St. Mary's Church, Wollaton Park, is a parish church in the Church of England. It is located in Wollaton, Nottingham.

==History==

St. Mary's Wollaton Park was designed by the architect Thomas Cecil Howitt; building started in 1937 and was finished in 1939. The stained glass windows were made in London by A. J. Dix. The baptismal font was modelled on that of Lenton Abbey, now in Holy Trinity Church, Lenton.
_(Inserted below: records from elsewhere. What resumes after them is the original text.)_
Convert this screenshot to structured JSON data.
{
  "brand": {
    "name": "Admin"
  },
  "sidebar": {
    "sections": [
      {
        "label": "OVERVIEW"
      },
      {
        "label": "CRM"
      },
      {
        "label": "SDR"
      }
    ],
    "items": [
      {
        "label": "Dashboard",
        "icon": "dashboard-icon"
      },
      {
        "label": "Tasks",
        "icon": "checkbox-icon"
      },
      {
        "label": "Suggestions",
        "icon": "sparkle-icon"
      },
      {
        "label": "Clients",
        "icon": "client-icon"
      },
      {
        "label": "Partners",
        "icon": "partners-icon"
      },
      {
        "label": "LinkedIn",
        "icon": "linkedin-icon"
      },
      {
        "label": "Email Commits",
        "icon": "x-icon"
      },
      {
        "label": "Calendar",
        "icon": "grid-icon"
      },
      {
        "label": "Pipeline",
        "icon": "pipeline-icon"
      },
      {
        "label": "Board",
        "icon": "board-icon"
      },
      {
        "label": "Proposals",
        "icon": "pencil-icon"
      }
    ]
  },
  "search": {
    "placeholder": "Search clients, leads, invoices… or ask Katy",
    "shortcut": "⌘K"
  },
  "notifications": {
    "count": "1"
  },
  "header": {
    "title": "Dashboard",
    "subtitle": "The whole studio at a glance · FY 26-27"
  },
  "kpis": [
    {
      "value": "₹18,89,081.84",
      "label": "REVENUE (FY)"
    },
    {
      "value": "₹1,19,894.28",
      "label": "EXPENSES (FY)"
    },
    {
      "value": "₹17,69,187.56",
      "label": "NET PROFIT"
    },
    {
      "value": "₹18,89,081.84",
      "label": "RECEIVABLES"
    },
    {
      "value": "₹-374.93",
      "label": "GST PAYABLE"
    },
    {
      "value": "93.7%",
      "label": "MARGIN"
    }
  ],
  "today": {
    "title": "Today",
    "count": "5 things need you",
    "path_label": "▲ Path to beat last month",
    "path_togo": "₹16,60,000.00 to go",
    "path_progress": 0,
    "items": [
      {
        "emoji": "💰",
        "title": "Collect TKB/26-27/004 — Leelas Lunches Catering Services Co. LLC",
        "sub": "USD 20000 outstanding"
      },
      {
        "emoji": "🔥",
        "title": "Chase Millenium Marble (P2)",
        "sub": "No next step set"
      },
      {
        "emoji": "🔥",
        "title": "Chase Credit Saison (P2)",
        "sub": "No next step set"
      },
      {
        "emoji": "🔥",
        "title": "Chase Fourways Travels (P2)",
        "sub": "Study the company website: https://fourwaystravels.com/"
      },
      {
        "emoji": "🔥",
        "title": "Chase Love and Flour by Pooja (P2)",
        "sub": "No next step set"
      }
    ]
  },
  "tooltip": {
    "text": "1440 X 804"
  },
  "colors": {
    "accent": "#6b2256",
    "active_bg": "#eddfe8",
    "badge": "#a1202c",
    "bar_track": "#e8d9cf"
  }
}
The church was originally served by curates from Holy Trinity Church, Lenton, but in 1957 it became a parish church in its own right.

==List of incumbents==

- Revd E. Strickland
- Revd Robin Fletcher, c. 1963-1973
- Revd Malcolm Kitchen c. 1973-1988
- Revd Frank Sudworth
- ?
- Revd Henry Curran 2007–2021
- Revd Robert Brewis 2023-Present

== Controversies ==
In December 2024, a Bishop Disciplinary Tribunal found that the Revd Henry Curran's conduct was unbecoming or inappropriate to the office and work of a clerk in Holy Orders. The Tribunal noted various mitigating factors, and ruled that he could continue in his ministry (which had now moved to another church), but should be trained and supervised by an experienced Priest for two years.

==Organ==

The organ was built by J. W. Walker & Sons Ltd in 1938. The instrument has been erected in a divided position at the west end of the church, the detached console being placed at rear of the choir stalls on the south side of the chancel.